In 1993 Morrison was awarded the Nobel Prize in Literature. Her citation reads: Toni Morrison, "who in novels characterized by visionary force and poetic import, gives life to an essential aspect of American reality." Shortly afterwards, a fire destroyed her Rockland County, New York home.[2][8]

In 1996 the National Endowment for the Humanities selected Morrison for the Jefferson Lecture, the U.S. federal government's highest honor for achievement in the humanities.[9] Morrison's lecture, entitled "The Future of Time: Literature and Diminished Expectations,"[10] began with the aphorism, "Time, it seems, has no future," and cautioned against misuse of history to diminish expectations of the future.[11]

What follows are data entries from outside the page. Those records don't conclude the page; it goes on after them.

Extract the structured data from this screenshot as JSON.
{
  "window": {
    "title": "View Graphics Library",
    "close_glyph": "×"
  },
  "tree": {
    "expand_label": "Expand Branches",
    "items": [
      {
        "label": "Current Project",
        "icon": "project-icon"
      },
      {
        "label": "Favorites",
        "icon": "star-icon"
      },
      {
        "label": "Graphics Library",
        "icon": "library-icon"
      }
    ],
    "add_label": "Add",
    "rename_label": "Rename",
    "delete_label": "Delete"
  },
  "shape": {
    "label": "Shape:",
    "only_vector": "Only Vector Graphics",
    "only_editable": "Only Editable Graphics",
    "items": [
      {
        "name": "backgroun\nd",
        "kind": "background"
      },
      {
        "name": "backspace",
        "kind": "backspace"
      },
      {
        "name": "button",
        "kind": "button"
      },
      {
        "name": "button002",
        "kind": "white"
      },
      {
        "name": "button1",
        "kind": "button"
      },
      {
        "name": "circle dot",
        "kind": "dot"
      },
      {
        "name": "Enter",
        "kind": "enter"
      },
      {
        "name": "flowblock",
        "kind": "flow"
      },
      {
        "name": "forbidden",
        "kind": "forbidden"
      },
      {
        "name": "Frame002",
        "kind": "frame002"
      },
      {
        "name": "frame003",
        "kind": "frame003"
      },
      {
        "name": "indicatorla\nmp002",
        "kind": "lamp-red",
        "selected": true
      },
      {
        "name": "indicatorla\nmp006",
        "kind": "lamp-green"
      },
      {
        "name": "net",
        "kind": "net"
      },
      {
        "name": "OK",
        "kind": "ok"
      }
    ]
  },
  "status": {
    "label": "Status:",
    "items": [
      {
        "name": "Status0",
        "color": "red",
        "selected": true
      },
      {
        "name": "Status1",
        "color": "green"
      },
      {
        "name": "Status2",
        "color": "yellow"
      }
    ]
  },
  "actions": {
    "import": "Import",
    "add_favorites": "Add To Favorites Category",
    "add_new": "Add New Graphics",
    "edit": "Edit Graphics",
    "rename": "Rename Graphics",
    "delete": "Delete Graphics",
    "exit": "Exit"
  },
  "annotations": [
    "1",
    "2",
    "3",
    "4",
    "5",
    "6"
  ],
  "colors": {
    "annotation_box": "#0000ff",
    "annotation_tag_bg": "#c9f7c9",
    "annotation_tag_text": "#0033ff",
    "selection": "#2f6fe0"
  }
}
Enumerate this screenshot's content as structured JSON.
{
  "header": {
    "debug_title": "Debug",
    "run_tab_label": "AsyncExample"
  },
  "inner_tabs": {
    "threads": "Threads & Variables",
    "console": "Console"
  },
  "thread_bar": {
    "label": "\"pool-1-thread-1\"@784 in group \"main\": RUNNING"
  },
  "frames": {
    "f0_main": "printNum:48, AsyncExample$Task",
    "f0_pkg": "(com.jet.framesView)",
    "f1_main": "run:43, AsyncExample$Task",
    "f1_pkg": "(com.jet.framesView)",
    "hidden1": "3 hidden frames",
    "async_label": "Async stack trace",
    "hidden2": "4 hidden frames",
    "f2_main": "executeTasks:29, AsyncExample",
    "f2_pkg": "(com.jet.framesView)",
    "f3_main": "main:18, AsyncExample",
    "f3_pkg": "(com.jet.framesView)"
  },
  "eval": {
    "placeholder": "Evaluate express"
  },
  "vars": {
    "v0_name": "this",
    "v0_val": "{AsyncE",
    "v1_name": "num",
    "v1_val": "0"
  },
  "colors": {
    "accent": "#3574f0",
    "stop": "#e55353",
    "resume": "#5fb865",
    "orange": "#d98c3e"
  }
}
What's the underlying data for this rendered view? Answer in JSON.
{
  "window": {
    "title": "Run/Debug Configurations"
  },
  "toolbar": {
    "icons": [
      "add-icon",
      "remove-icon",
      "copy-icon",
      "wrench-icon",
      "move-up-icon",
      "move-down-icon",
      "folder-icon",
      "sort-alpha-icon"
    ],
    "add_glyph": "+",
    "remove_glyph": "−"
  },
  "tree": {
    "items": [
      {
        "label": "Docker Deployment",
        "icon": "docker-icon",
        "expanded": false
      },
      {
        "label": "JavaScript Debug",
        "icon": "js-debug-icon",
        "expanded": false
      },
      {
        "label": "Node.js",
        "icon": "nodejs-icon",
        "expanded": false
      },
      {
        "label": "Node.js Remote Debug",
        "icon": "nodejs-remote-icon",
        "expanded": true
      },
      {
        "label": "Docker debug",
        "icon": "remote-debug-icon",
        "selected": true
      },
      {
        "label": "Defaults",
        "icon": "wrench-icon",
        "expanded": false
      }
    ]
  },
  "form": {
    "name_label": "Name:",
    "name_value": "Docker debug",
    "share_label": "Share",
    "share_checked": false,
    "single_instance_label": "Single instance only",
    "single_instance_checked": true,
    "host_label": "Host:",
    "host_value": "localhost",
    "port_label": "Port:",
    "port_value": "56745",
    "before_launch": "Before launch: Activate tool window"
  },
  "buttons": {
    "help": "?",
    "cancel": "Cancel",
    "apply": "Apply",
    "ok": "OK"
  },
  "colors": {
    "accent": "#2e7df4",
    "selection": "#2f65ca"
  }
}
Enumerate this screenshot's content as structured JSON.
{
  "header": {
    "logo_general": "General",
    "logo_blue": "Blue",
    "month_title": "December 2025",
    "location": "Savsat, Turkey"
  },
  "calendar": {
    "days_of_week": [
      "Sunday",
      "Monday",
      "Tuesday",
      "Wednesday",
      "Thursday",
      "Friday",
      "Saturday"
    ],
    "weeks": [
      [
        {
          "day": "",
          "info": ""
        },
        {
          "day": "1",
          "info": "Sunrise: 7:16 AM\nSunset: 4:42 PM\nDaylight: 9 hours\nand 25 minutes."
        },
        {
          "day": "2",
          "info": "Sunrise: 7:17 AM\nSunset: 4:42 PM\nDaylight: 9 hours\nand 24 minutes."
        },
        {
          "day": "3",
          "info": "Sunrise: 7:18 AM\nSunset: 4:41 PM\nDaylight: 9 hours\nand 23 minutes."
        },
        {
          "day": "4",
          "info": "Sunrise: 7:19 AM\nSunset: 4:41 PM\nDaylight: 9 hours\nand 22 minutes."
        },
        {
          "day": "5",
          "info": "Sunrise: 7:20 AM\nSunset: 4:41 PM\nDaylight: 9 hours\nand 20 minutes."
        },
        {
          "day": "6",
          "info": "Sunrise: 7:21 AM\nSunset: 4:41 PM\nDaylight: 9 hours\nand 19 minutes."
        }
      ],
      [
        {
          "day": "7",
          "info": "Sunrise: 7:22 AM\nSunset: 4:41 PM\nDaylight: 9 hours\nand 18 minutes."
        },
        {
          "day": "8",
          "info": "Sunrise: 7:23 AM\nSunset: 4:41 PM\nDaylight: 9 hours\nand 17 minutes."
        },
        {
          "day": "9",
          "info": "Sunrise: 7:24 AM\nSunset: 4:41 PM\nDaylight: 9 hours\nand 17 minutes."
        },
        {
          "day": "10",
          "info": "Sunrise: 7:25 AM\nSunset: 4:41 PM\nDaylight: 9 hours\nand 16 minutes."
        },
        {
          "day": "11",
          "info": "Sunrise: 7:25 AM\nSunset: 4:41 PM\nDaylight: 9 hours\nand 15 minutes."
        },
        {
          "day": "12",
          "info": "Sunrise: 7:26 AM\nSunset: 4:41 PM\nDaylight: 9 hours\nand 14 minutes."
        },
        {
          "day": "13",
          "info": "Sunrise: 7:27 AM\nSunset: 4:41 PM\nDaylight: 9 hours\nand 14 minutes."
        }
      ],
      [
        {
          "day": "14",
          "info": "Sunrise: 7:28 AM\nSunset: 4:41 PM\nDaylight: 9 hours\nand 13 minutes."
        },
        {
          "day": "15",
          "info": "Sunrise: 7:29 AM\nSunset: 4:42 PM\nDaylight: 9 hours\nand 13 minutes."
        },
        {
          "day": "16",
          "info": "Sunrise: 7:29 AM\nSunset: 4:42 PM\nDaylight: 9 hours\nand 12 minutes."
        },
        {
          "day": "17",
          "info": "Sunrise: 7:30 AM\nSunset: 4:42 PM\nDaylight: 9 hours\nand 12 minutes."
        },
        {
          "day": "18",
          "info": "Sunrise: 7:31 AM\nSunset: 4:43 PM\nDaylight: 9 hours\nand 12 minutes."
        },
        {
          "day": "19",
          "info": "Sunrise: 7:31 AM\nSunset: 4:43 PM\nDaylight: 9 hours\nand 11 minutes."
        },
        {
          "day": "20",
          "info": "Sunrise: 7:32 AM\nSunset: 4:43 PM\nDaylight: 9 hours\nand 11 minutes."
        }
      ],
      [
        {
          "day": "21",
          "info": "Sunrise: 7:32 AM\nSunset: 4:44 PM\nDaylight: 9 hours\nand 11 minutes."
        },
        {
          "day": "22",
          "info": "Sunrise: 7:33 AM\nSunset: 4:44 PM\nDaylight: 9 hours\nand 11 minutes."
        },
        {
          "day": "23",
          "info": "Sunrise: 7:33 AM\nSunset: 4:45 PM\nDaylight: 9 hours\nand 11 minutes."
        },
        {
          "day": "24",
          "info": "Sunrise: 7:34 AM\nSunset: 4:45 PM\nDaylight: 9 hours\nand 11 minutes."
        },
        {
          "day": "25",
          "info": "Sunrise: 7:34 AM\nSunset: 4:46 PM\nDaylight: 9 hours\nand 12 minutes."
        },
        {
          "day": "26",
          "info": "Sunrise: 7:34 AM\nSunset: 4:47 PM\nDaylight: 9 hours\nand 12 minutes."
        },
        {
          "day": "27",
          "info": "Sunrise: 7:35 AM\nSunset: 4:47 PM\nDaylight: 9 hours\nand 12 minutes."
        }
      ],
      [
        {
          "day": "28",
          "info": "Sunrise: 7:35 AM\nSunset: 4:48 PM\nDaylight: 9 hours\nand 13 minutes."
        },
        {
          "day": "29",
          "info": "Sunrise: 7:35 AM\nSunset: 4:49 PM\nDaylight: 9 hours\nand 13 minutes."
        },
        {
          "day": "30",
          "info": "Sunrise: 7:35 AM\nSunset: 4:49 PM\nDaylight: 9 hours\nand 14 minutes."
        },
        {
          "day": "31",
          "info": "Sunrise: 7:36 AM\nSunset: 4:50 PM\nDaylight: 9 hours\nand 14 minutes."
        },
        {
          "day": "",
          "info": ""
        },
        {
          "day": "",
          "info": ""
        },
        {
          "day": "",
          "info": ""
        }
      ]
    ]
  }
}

Morrison was honored with the 1996 National Book Foundation's Medal of Distinguished Contribution to American Letters, which is awarded to a writer "who has enriched our literary heritage over a life of service, or a corpus of work."[12]

Although her novels typically concentrate on black women, Morrison does not identify her works as feminist.[13] She has stated that she thinks "it's off-putting to some readers, who may feel that I'm involved in writing some kind of feminist tract. I don't subscribe to patriarchy, and I don't think it should be substituted with matriarchy. I think it's a question of equitable access, and opening doors to all sorts of things."[13]

In addition to her novels, Morrison has also co-written books for children with her younger son, Slade Morrison, who works as a painter and musician.